Judicial Appointments

J.D. Bruce McDonald: The Liberals say Justice McDonald was appointed to the superior trial court in Alberta because he was a Conservative supporter. McDonald has been a long-time chief fundraiser for the Conservative, Alliance and Reform parties. Justice Minister Vic Toews has defended his latest appointment. "Mr. Justice MacDonald was first appointed to the bench by another government," Toews noted in the House last week. "He distinguished himself on the provincial court and the government appointed him to the Queen's Bench on the basis of his demonstrable legal abilities."

Richard Bell: In June, the Tories appointed Bell to Court of Queen's Bench in New Brunswick. Bell was a New Brunswick campaign co-chair for Harper's 2004 Conservative party leadership race and was a co-chair in New Brunswick for Conservatives in the 2004 and 2006 federal election campaigns. Toews office defended the appointment, saying Bell, an experienced lawyer, was qualified for the position. 

Jacques Leger: In September, the Tories appointed Leger as a Judge of the Superior Court of Justice of Quebec. Leger is a former president of the Progressive Conservative Party. 

Lieutenant Governor

Barbara Hagerman: In July, the Tories appointed Hagerman as Lieutenant Governor of Prince Edward Island. Last week in question period, Liberal MP Wayne Easter attacked Hagerman's appointment because she is married to Nelson Hagerman, a Tory fundraiser in the province. "He worked on the prime minister's campaign for leader, was part of the first executive of the new party," said Easter. "In fact, Mr. Speaker, they are so close the prime minister spent last year's Canada Day on Mr. Hagerman's boat. Is this appointment a political reward?" The PM called Easter's questions a "disgraceful attack." 

Diplomatic Appointments

Neil Leblanc: The Tories replaced former Liberal MP Stan Keyes as Canada's representative in Boston with Neil LeBlanc, the former Nova Scotia Tory finance minister and leadership candidate. 

Other Appointments

Harvie Andre: The former Mulroney cabinet minister was named a land claims negotiator for the federal government in August. The Liberals claim Andre's contract was sole-sourced and worth over $300,000, but Indian Affairs Minister Jim Prentice said Andre is working for $50,000, which far less than his predecessor, former Ontario Liberal Premier David Peterson. The Liberals also point out that Andre's son-in-law is president of Prentice's riding association. It's a small, small world.   

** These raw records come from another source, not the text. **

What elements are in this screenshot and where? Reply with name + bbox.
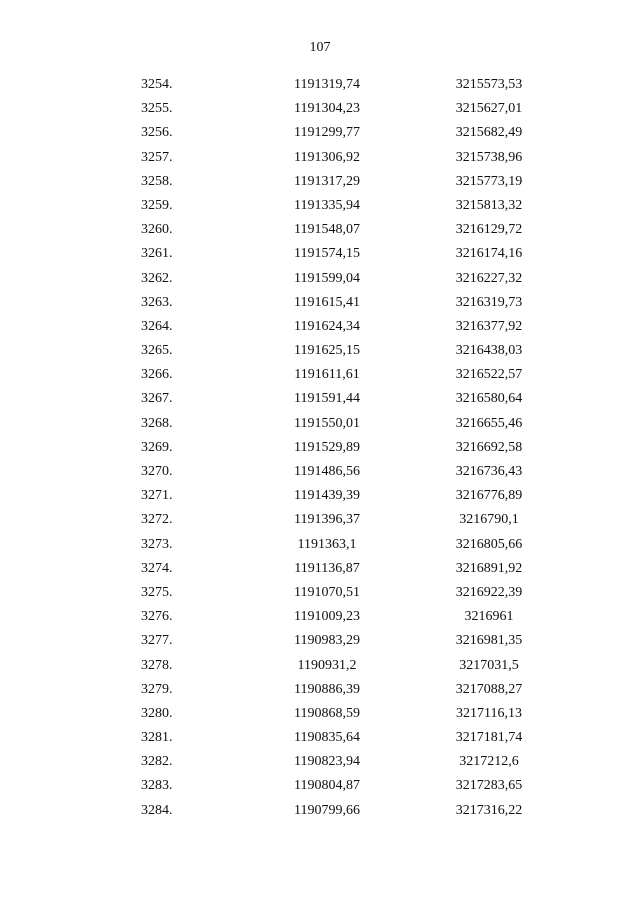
x-coordinate: 1191317,29 <box>294 173 360 189</box>
x-coordinate: 1190868,59 <box>294 705 360 721</box>
table-row <box>0 460 640 484</box>
point-number: 3265. <box>141 343 173 359</box>
x-coordinate: 1191625,15 <box>294 343 360 359</box>
x-coordinate: 1190886,39 <box>294 681 360 697</box>
table-row <box>0 267 640 291</box>
x-coordinate: 1190804,87 <box>294 778 360 794</box>
x-coordinate: 1191591,44 <box>294 391 360 407</box>
y-coordinate: 3215573,53 <box>455 77 523 92</box>
x-coordinate: 1190835,64 <box>294 730 360 746</box>
point-number: 3256. <box>141 125 173 141</box>
table-row <box>0 339 640 363</box>
y-coordinate: 3217088,27 <box>455 681 523 697</box>
point-number: 3264. <box>141 318 173 334</box>
y-coordinate: 3216961 <box>464 609 514 625</box>
table-row <box>0 605 640 629</box>
table-row <box>0 146 640 170</box>
coordinates-table <box>0 73 640 823</box>
y-coordinate: 3216522,57 <box>455 367 523 383</box>
x-coordinate: 1191611,61 <box>294 367 360 383</box>
x-coordinate: 1191363,1 <box>297 536 357 552</box>
table-row <box>0 218 640 242</box>
x-coordinate: 1191335,94 <box>294 197 360 213</box>
x-coordinate: 1190799,66 <box>294 802 360 818</box>
y-coordinate: 3216736,43 <box>455 464 523 479</box>
table-row <box>0 97 640 121</box>
y-coordinate: 3216692,58 <box>455 439 523 455</box>
table-row <box>0 654 640 678</box>
point-number: 3282. <box>141 754 173 770</box>
point-number: 3278. <box>141 657 173 673</box>
y-coordinate: 3216319,73 <box>455 294 523 310</box>
y-coordinate: 3216129,72 <box>455 222 523 238</box>
y-coordinate: 3217181,74 <box>455 730 523 746</box>
point-number: 3270. <box>141 464 173 479</box>
y-coordinate: 3216790,1 <box>459 512 519 528</box>
table-row <box>0 557 640 581</box>
point-number: 3262. <box>141 270 173 286</box>
point-number: 3277. <box>141 633 173 649</box>
point-number: 3268. <box>141 415 173 431</box>
y-coordinate: 3216805,66 <box>455 536 523 552</box>
point-number: 3279. <box>141 681 173 697</box>
y-coordinate: 3217316,22 <box>455 802 523 818</box>
point-number: 3271. <box>141 488 173 504</box>
x-coordinate: 1191615,41 <box>294 294 360 310</box>
x-coordinate: 1191439,39 <box>294 488 360 504</box>
x-coordinate: 1191599,04 <box>294 270 360 286</box>
table-row <box>0 774 640 798</box>
x-coordinate: 1190983,29 <box>294 633 360 649</box>
point-number: 3261. <box>141 246 173 262</box>
y-coordinate: 3216922,39 <box>455 584 523 600</box>
x-coordinate: 1191009,23 <box>294 609 360 625</box>
x-coordinate: 1191136,87 <box>294 560 360 576</box>
point-number: 3259. <box>141 197 173 213</box>
x-coordinate: 1191486,56 <box>294 464 360 479</box>
y-coordinate: 3217031,5 <box>459 657 519 673</box>
point-number: 3258. <box>141 173 173 189</box>
point-number: 3267. <box>141 391 173 407</box>
x-coordinate: 1191304,23 <box>294 101 360 117</box>
table-row <box>0 73 640 97</box>
y-coordinate: 3217283,65 <box>455 778 523 794</box>
table-row <box>0 387 640 411</box>
point-number: 3276. <box>141 609 173 625</box>
point-number: 3274. <box>141 560 173 576</box>
table-row <box>0 194 640 218</box>
x-coordinate: 1191529,89 <box>294 439 360 455</box>
table-row <box>0 750 640 774</box>
table-row <box>0 799 640 823</box>
y-coordinate: 3215627,01 <box>455 101 523 117</box>
point-number: 3255. <box>141 101 173 117</box>
point-number: 3273. <box>141 536 173 552</box>
point-number: 3257. <box>141 149 173 165</box>
table-row <box>0 363 640 387</box>
y-coordinate: 3216580,64 <box>455 391 523 407</box>
y-coordinate: 3215738,96 <box>455 149 523 165</box>
x-coordinate: 1191396,37 <box>294 512 360 528</box>
y-coordinate: 3217212,6 <box>459 754 519 770</box>
y-coordinate: 3215773,19 <box>455 173 523 189</box>
x-coordinate: 1191306,92 <box>294 149 360 165</box>
y-coordinate: 3216655,46 <box>455 415 523 431</box>
table-row <box>0 702 640 726</box>
table-row <box>0 315 640 339</box>
table-row <box>0 484 640 508</box>
table-row <box>0 629 640 653</box>
y-coordinate: 3216227,32 <box>455 270 523 286</box>
x-coordinate: 1190823,94 <box>294 754 360 770</box>
y-coordinate: 3217116,13 <box>456 705 522 721</box>
page-number: 107 <box>309 40 331 55</box>
table-row <box>0 291 640 315</box>
point-number: 3281. <box>141 730 173 746</box>
y-coordinate: 3216377,92 <box>455 318 523 334</box>
x-coordinate: 1191550,01 <box>294 415 360 431</box>
table-row <box>0 121 640 145</box>
point-number: 3275. <box>141 584 173 600</box>
x-coordinate: 1191319,74 <box>294 77 360 92</box>
x-coordinate: 1191548,07 <box>294 222 360 238</box>
point-number: 3254. <box>141 77 173 92</box>
y-coordinate: 3215813,32 <box>455 197 523 213</box>
table-row <box>0 170 640 194</box>
y-coordinate: 3216981,35 <box>455 633 523 649</box>
y-coordinate: 3216174,16 <box>455 246 523 262</box>
y-coordinate: 3216776,89 <box>455 488 523 504</box>
table-row <box>0 436 640 460</box>
table-row <box>0 678 640 702</box>
x-coordinate: 1191574,15 <box>294 246 360 262</box>
y-coordinate: 3215682,49 <box>455 125 523 141</box>
point-number: 3260. <box>141 222 173 238</box>
y-coordinate: 3216891,92 <box>455 560 523 576</box>
point-number: 3269. <box>141 439 173 455</box>
x-coordinate: 1191299,77 <box>294 125 360 141</box>
table-row <box>0 412 640 436</box>
point-number: 3283. <box>141 778 173 794</box>
x-coordinate: 1191070,51 <box>294 584 360 600</box>
x-coordinate: 1190931,2 <box>297 657 357 673</box>
y-coordinate: 3216438,03 <box>455 343 523 359</box>
point-number: 3263. <box>141 294 173 310</box>
point-number: 3266. <box>141 367 173 383</box>
table-row <box>0 581 640 605</box>
x-coordinate: 1191624,34 <box>294 318 360 334</box>
point-number: 3280. <box>141 705 173 721</box>
point-number: 3284. <box>141 802 173 818</box>
table-row <box>0 242 640 266</box>
table-row <box>0 508 640 532</box>
table-row <box>0 533 640 557</box>
point-number: 3272. <box>141 512 173 528</box>
table-row <box>0 726 640 750</box>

Jim Gouk: After the election, the long-time Reform, Alliance, Conservative MP was appointed to the board of directors of NAV Canada. Gouk was the party's transport critic at one point.  

Kerry-Lynne Findlay: Findlay is a long-time Vancouver lawyer who ran for the Alliance in Vancouver-Quadra in 2000 and sought the nomination in Richmond last year. On September 18, Toews named her to the Canadian Human Rights Tribunal. 

Hermel Vienneau: Recently named as vice-president of ACOA in New Brunswick, the Liberals accused Foreign Affairs Minister Peter MacKay of making a patronage appointment. "The new vice-president of ACOA in New Brunswick is the former chief of staff to Elmer MacKay and communications chief to Bernard Lord," said Liberal MP Geoff Regan in question period last week. "What a coincidence. How can the minister explain to Canadians that Canada's minority Conservative government is appointing a friend to a senior position at ACOA?" MacKay described Vienneau as a qualified, bilingual former public servant. 

Canada Pension Plan Review Tribunal. 

In addition, the Liberals have compiled a list of 10 people with connections to the Conservatives that have been appointed to the Canada Pension Plan Review Tribunal since the Tories came into power.

This includes a former Progressive Conservative MP, two former PC candidates and three senior campaign organizers for Tory candidates at the provincial and federal level.